A top French diplomat, meanwhile, confirmed that UN Security Council Resolution 2334 and the six parameters Kerry laid down in his speech for moving the diplomatic process forward will be included in the final communiqué of the conference, though the statement will not enter into the details of Kerry’s parameters.
The diplomat rejected Israeli assertions that France is trying to impose a peace process or to encourage the Palestinians to seek the international diplomacy route instead of negotiating, adding that at this precise moment, before Trump takes office, it is important to stress international consensus about the two-state solution. The source said that France does not intend to seek another UN Security Council resolution following the conference.
Another top French diplomat confirmed that the conference team has been in contact with people within the new Trump administration, but noted that these contacts yielded little constructive results.
The statement at the end of Sunday’s upcoming conference is expected to include two parts: a political declaration, combined with an incentive package to both sides.
The participants will affirm their commitment to the two state solution, emphasizing that it is the only solution which could guarantee peace and security to Israel, the Palestinians and the region. It will refer to UN Security Council Resolution 2334, Security Council Resolution 242 (adopted after the Six Day War), Security Council Resolution 339 (adopted to bring an end to the Yom Kippur War), the 2002 Arab Peace Initiative and the latest Quartet report from July 2016 regarding the basis for a two-state process.
For the moment, it seems that France would rather not include the issue of two capitals within the statement, and would stick with the 1967 armistice lines for the two-state formula. Still, this issue will be discussed at a last-minute meeting of senior officials before the conference on Saturday, where the statement draft will be finalized.

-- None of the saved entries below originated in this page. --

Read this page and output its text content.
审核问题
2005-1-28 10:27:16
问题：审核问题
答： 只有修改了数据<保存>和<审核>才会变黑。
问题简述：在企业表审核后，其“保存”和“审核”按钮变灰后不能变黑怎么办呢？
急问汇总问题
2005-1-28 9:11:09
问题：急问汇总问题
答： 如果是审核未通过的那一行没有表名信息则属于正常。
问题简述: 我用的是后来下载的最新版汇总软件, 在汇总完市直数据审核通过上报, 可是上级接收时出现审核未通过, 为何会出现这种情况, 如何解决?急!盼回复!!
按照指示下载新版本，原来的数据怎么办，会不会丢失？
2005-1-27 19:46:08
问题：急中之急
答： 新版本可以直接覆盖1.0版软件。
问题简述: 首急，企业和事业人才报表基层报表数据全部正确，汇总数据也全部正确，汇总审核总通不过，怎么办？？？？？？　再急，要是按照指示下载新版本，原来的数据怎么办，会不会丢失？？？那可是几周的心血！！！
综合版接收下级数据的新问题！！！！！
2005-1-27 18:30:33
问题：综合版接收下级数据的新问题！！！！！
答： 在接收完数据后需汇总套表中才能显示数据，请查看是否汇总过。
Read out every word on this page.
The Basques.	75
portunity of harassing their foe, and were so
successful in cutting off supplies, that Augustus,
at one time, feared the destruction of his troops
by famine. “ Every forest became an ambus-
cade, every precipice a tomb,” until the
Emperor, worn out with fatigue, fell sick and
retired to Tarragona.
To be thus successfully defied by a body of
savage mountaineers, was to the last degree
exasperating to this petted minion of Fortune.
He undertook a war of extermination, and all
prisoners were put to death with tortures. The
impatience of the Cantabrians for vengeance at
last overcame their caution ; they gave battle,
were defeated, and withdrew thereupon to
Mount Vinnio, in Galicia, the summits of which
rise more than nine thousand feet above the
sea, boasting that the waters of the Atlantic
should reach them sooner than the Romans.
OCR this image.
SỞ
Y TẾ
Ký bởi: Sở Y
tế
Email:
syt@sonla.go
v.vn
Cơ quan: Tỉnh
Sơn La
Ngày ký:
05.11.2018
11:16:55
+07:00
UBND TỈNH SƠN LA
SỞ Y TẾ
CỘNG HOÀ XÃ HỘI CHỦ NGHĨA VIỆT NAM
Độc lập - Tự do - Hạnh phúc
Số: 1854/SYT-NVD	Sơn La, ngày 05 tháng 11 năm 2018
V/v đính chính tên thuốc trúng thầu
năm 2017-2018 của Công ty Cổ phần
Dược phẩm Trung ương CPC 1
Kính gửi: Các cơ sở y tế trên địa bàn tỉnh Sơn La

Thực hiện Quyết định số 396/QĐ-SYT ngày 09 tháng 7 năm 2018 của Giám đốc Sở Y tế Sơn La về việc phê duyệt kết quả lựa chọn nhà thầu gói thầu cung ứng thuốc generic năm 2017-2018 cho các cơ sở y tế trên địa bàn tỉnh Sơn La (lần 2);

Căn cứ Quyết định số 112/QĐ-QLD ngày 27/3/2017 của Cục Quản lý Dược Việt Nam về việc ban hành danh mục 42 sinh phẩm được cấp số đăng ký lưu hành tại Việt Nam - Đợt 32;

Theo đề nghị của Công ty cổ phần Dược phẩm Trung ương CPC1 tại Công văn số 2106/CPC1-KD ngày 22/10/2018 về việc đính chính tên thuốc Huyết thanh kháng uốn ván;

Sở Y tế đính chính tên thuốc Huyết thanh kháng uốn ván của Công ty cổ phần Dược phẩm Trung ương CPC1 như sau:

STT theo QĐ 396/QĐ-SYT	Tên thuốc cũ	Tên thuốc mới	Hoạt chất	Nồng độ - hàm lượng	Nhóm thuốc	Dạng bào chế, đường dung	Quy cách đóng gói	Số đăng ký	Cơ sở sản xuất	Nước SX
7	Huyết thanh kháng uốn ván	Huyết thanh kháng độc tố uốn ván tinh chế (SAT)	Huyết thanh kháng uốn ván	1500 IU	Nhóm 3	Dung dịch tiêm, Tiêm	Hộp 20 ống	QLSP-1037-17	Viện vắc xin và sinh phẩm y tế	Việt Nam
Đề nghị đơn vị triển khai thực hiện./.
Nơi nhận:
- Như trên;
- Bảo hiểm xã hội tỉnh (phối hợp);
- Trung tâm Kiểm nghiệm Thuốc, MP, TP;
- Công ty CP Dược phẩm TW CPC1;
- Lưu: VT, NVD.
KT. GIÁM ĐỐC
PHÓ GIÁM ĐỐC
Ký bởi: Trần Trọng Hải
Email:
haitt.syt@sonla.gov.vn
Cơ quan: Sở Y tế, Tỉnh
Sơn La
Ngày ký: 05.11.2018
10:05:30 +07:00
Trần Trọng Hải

The benefit package proposed to both sides is less controversial, and is expected to include three major elements including a call for both sides to open civil society dialogue channels, with an international civil society stakeholders forum in the near future; a concrete commitment by several countries to work with the Palestinians on governing and institution capacity building projects (several such projects were discussed in recent months), based on the Palestinian Statehood Strategy paper; and economic incentives, including the encouragement of private investments in the Palestinian Authority, and the possibility of upgrading Israeli and Palestinian economic relations with the European Union market.
This last element is actually the conference’s strongest card vis-à-vis Israel, offering Jerusalem and Ramallah the status of “privileged partners,” thus taking the trade association agreement between Israel and the EU to the highest level possible for non-EU member states.
Ambassador to France Aliza Bin-Noun told The Jerusalem Post that Israel will not cede to pressure from the international community.
“France is positioning itself as a principle player on the global arena, garnering both international and domestic dividends over this conference. But we have seen how the international community operates vis-à-vis Israel; with two anti-Israeli decisions at UNESCO, UN Security Council Resolution 2234 and different decisions by the UN Human Rights Committee in Geneva. This conference will not advance the two-state solution,” she said.